Maus & NIght
Comparing and Contrasting Art Spiegelman's Holocaust Memoirs Maus I and II and Elie Weisel's Holocaust Memoir Night
Art Spiegelman's comic book-like illustrated stories, based on his elderly father Vladek's recollections of his parents' early life in Poland; their subsequent experiences at Auschwitz, and their later life in America, Maus I: My Father Bleeds History (1973) and Maus II: And Here My Troubles Began (1987), and Elie Weisel's autobiographical first-hand memoir Night (1960), are, respectively, books about fathers, sons, and the Holocaust. Art Spiegelman's format and style of presentation, of the horrific stories contained within his innocently humorous-looking Maus comic books, however, are extremely unusual examples of Holocaust stories, while Elie Weisel's autobiographical memoir of the Holocaust follows a traditional format.
Characters in both of Spiegelman's comic book-like Maus books are depicted as mice (anti-Jewish World War II German and other European propaganda often compared Jews to vermin; it is from that inspiration that Spiegelman draws his highly ironic characterizations of Jews as mice in concentration camps (and their German (and occasionally other nationalities of) oppressors as pigs). Moreover, the entire concept of Spiegelman's Maus books (e.g., Holocaust stories in comic book form) is altogether an extremely ironic one. Elie Weisel's memoir Night, on the other hand, is a straightforward account, in traditional memoir form, of how Elie and his father (and their entire family) were taken by the Nazis to concentration camps during World War II.
At the end of Night, Elie, who is only 14 years old when sent to Auschwitz, emerges from his ordeal a person much different from his father: more realistic, more practical, and in many ways wiser about life than his father ever was. In Maus, Art, the son of a Holocaust survivor (just as Elie is the son in Night) is also a much different person from his father, although not due to any personal ordeals he himself has experienced, as Elie Weisel did during the Holocaust. Art was born in the United States, where his parents emigrated after surviving the Holocaust.

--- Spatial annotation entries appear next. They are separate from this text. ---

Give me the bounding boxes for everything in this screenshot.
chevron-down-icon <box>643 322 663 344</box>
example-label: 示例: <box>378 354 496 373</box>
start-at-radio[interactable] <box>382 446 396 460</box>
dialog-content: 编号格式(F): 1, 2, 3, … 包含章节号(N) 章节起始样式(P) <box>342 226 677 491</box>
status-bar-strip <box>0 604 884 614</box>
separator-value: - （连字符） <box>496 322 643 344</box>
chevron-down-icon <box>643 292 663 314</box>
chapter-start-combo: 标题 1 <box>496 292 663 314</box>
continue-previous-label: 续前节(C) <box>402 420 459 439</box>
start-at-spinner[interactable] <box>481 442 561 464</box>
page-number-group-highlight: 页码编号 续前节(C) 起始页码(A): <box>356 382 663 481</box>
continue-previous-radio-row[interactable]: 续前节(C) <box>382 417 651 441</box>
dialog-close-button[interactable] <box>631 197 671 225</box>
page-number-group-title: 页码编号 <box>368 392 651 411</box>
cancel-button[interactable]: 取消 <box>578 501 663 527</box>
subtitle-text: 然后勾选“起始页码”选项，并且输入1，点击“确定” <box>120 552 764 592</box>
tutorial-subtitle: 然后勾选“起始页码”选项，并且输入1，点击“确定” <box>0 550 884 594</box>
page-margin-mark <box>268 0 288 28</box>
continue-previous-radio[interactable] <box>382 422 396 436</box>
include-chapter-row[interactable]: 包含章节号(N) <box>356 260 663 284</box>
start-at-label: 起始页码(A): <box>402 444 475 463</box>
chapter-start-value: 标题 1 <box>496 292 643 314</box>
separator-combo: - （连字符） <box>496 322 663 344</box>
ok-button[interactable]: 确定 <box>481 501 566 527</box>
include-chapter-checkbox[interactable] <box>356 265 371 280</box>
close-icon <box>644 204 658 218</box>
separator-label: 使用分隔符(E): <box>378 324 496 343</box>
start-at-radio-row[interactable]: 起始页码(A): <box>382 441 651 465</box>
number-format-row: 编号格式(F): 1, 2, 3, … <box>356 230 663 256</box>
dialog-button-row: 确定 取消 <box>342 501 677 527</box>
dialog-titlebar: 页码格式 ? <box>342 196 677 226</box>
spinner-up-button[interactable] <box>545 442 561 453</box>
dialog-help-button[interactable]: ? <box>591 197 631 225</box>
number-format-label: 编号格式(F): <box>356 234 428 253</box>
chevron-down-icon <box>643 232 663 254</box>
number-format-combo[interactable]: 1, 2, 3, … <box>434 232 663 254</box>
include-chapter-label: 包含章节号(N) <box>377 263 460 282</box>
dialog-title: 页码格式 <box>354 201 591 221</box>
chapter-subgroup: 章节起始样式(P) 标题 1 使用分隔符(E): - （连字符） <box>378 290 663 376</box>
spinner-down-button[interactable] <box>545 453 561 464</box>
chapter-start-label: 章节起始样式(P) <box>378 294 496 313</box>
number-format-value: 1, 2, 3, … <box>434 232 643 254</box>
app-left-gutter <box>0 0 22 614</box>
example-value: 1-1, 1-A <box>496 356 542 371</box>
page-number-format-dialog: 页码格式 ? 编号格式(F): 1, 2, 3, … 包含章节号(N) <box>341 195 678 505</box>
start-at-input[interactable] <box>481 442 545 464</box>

Eli was the only boy in his family (he had three sisters), but Art is an only child. However, Art lives in the shadow of a deceased older brother, Richieu, whom he never knew, and who was born in Poland but perished during the war years. Also, one of the major differences "between the lines," so to speak, between Elie Weisel's Night and Art Spiegelman's Maus books, is that Elie's experiences during the Holocaust make him feel separate and different from his father (even before his father dies inside Buchenwald after both father and son are forced to participate in the Death March between Auschwitz and Buchenwald), but Art, who feels distant from his father at first, feels closer to him after his father reveals to Art his parents' long held memories of the terrible World War II years in their (then) young and promising lives.
Before they and their families are sent to Auschwitz, Art's father is a practical young businessman, who is set up with his own factory by his prosperous and generous father-in-law. Elie's father is less practical and more of a dreamer. He is a spiritual leader of his community before the Holocaust, and as such, he often seems more concerned about his community than even his family or himself. Art's father, on the other hand, is a devoted and very demonstrative husband and father to Richieu.